Types of Consolidation Plans
The simplest plan is searching for a low-interest credit card that has a maximum loan amount that will accommodate your existing credit card balances. Qualify for the new card, pay off you old cards with it and eventually pay off the total with one lower monthly payment at the lower interest rate.
Other plans require using a loan broker. In most cases, you make one single payment directly to the new lender. They in turn negotiate with your old credit card holders and pay them directly until all of the old cards are paid off in full. The consolidation company will keep a certain amount of each of your monthly payments to them as their fee.
Maintain a Good Credit Score
Remember that credit card consolidation can affect your credit in various ways. For one, consolidating multiple balances onto one card could maximize your card’s credit limit and harm your credit utilization rate.

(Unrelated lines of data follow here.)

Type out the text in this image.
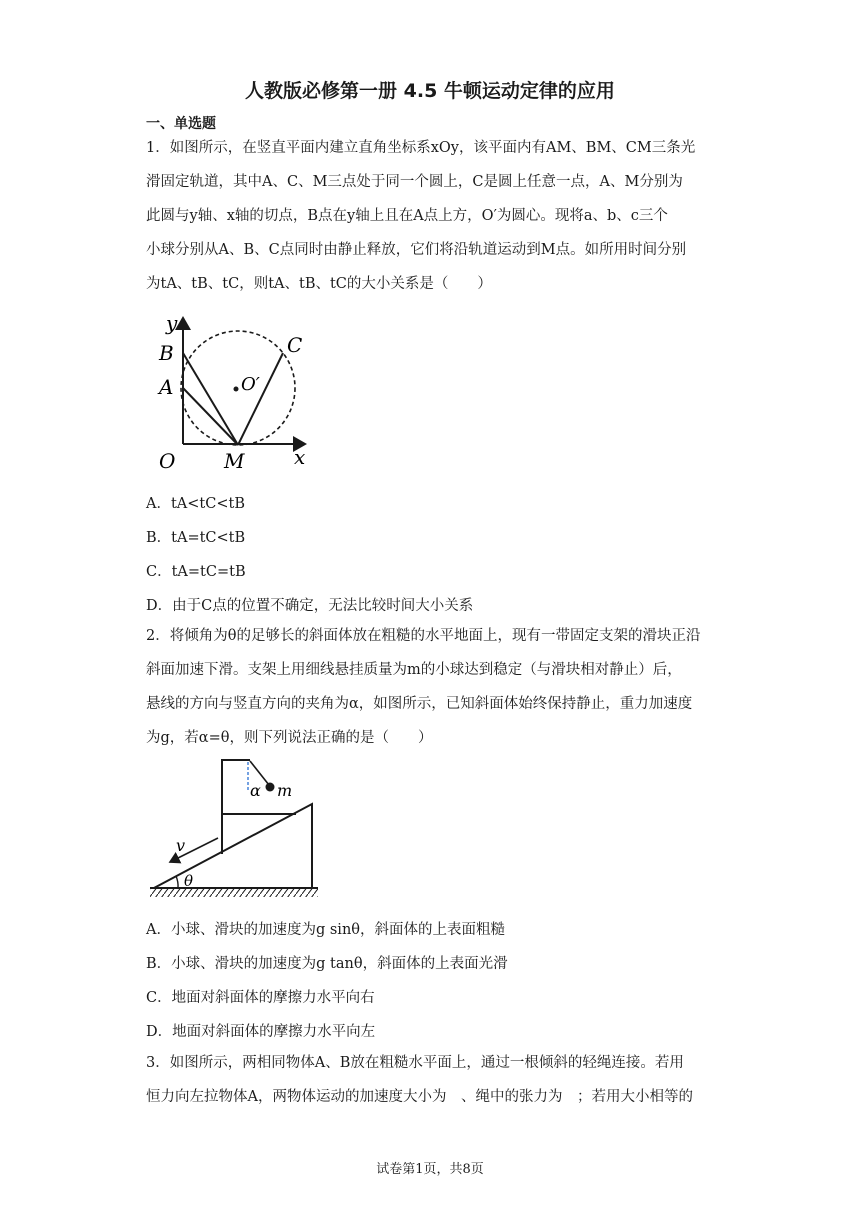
人教版必修第一册 4.5 牛顿运动定律的应用
一、单选题
1．如图所示，在竖直平面内建立直角坐标系xOy，该平面内有AM、BM、CM三条光
滑固定轨道，其中A、C、M三点处于同一个圆上，C是圆上任意一点，A、M分别为
此圆与y轴、x轴的切点，B点在y轴上且在A点上方，O′为圆心。现将a、b、c三个
小球分别从A、B、C点同时由静止释放，它们将沿轨道运动到M点。如所用时间分别
为tA、tB、tC，则tA、tB、tC的大小关系是（　　）
y
B
A
C
O′
O M x
A．tA<tC<tB
B．tA=tC<tB
C．tA=tC=tB
D．由于C点的位置不确定，无法比较时间大小关系
2．将倾角为θ的足够长的斜面体放在粗糙的水平地面上，现有一带固定支架的滑块正沿
斜面加速下滑。支架上用细线悬挂质量为m的小球达到稳定（与滑块相对静止）后，
悬线的方向与竖直方向的夹角为α，如图所示，已知斜面体始终保持静止，重力加速度
为g，若α=θ，则下列说法正确的是（　　）
α m
v
θ
A．小球、滑块的加速度为g sinθ，斜面体的上表面粗糙
B．小球、滑块的加速度为g tanθ，斜面体的上表面光滑
C．地面对斜面体的摩擦力水平向右
D．地面对斜面体的摩擦力水平向左
3．如图所示，两相同物体A、B放在粗糙水平面上，通过一根倾斜的轻绳连接。若用
恒力向左拉物体A，两物体运动的加速度大小为　、绳中的张力为　；若用大小相等的
试卷第1页，共8页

Additionally, closing all of your old credit card accounts can ding your credit score. Keeping those old credit cards open will not lower your credit utilization which accounts for 30% of your credit score.
After you’ve completed your debt payment program, some of your old creditors may re-establish your credit based on your new, debt-free status especially if you’ve maintained an on-time payment history
Commit to the Debt Consolidation Plan
Once you’ve agreed to a plan and have transferring credit card balances, be sure you make your new single payment on time every month.
Enrolling in a plan is only the beginning of your road to being credit debt free. To succeed, you have to stick to the plan. Make sure your payments are as agreed upon over the entire loan period.
Also keep tabs on how your credit card consolidation plan is affecting your credit periodically by reviewing your free annual credit reports.